The original newsagent's shop in Claremorris remained in business under the Smyth's brand until late 2023.

The company is run by three brothers, Tony, Padraig and Thomas. A fourth brother and director, Liam, died in July 2023. Smyths is the UK and Ireland's largest toy retailer.

===Expansion to the United Kingdom===
The first Smyths Toys Superstores in the UK opened in September 2001 in Derry, Northern Ireland.

On 21 April 2007 it was announced Smyths Toys Superstores had plans to expand into Great Britain. Seeking to open about 10 superstores in the South East of England in the coming months.

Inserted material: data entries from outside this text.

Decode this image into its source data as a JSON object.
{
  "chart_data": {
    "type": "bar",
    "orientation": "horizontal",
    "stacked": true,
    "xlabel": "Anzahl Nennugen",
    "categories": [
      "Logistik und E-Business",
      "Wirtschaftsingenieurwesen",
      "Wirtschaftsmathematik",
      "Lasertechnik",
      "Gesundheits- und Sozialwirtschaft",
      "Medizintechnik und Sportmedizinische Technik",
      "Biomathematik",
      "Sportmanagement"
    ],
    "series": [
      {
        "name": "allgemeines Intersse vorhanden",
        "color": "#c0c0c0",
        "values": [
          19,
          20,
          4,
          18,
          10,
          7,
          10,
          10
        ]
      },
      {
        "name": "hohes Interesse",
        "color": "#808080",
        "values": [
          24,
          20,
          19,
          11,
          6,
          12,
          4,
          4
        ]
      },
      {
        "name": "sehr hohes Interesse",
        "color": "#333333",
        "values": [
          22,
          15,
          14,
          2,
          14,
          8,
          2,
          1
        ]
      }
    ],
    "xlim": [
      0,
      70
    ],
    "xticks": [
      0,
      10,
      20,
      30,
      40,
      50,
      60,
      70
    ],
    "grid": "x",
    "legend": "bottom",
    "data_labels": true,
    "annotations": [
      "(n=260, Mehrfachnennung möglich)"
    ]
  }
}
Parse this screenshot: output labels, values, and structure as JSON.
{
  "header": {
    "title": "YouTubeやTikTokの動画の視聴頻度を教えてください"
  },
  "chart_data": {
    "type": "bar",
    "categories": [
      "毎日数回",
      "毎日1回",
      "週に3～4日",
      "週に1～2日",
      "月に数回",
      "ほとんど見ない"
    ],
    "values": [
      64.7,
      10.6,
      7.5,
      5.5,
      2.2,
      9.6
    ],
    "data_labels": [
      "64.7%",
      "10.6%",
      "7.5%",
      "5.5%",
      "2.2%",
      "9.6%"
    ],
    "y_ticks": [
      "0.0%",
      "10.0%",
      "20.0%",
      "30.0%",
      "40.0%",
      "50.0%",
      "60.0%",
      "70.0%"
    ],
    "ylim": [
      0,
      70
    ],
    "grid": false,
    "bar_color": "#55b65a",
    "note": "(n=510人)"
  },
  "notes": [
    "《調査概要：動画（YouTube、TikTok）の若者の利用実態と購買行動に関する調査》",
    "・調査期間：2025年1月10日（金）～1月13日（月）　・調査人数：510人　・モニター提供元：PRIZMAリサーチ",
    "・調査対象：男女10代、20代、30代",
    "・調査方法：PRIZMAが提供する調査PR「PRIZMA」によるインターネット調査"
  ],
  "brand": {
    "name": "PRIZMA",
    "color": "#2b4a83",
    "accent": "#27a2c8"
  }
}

A Smyths Toys spokesman confirmed that the company would open open its first store at Chadwell Heath, in Romford in July 2007.

===Expansion to central Europe===
On 24 April 2018, Smyths Toys Superstores acquired Toys "R" Us shops in Germany, Austria, and Switzerland. In 2019, all the remaining shops in those countries were rebranded to Smyths.

In July 2022, Smyths Toys Superstores acquired French toy chain PicWicToys in France out of receivership, taking over 41 shops, 2 warehouses and a head office.

==Shops and subsidiaries==

Smyths shops by country
| Country | Number of shops |
|---|---|
| Republic of Ireland | 21 |
| Northern Ireland | 7 |
| Great Britain | 124 |
| Germany | 76 |
| France | 52 |
| Austria | 16 |
| Switzerland | 11 |
| Netherlands | 7 |
| Total | 311 |

As of October 2025, Smyths Toys Superstores operates 311 shops across 7 countries: 21 in the Republic of Ireland, 7 in Northern Ireland, 124 in Great Britain, 76 in Germany, 16 in Austria, 11 in Switzerland, 52 in France and 7 in the Netherlands.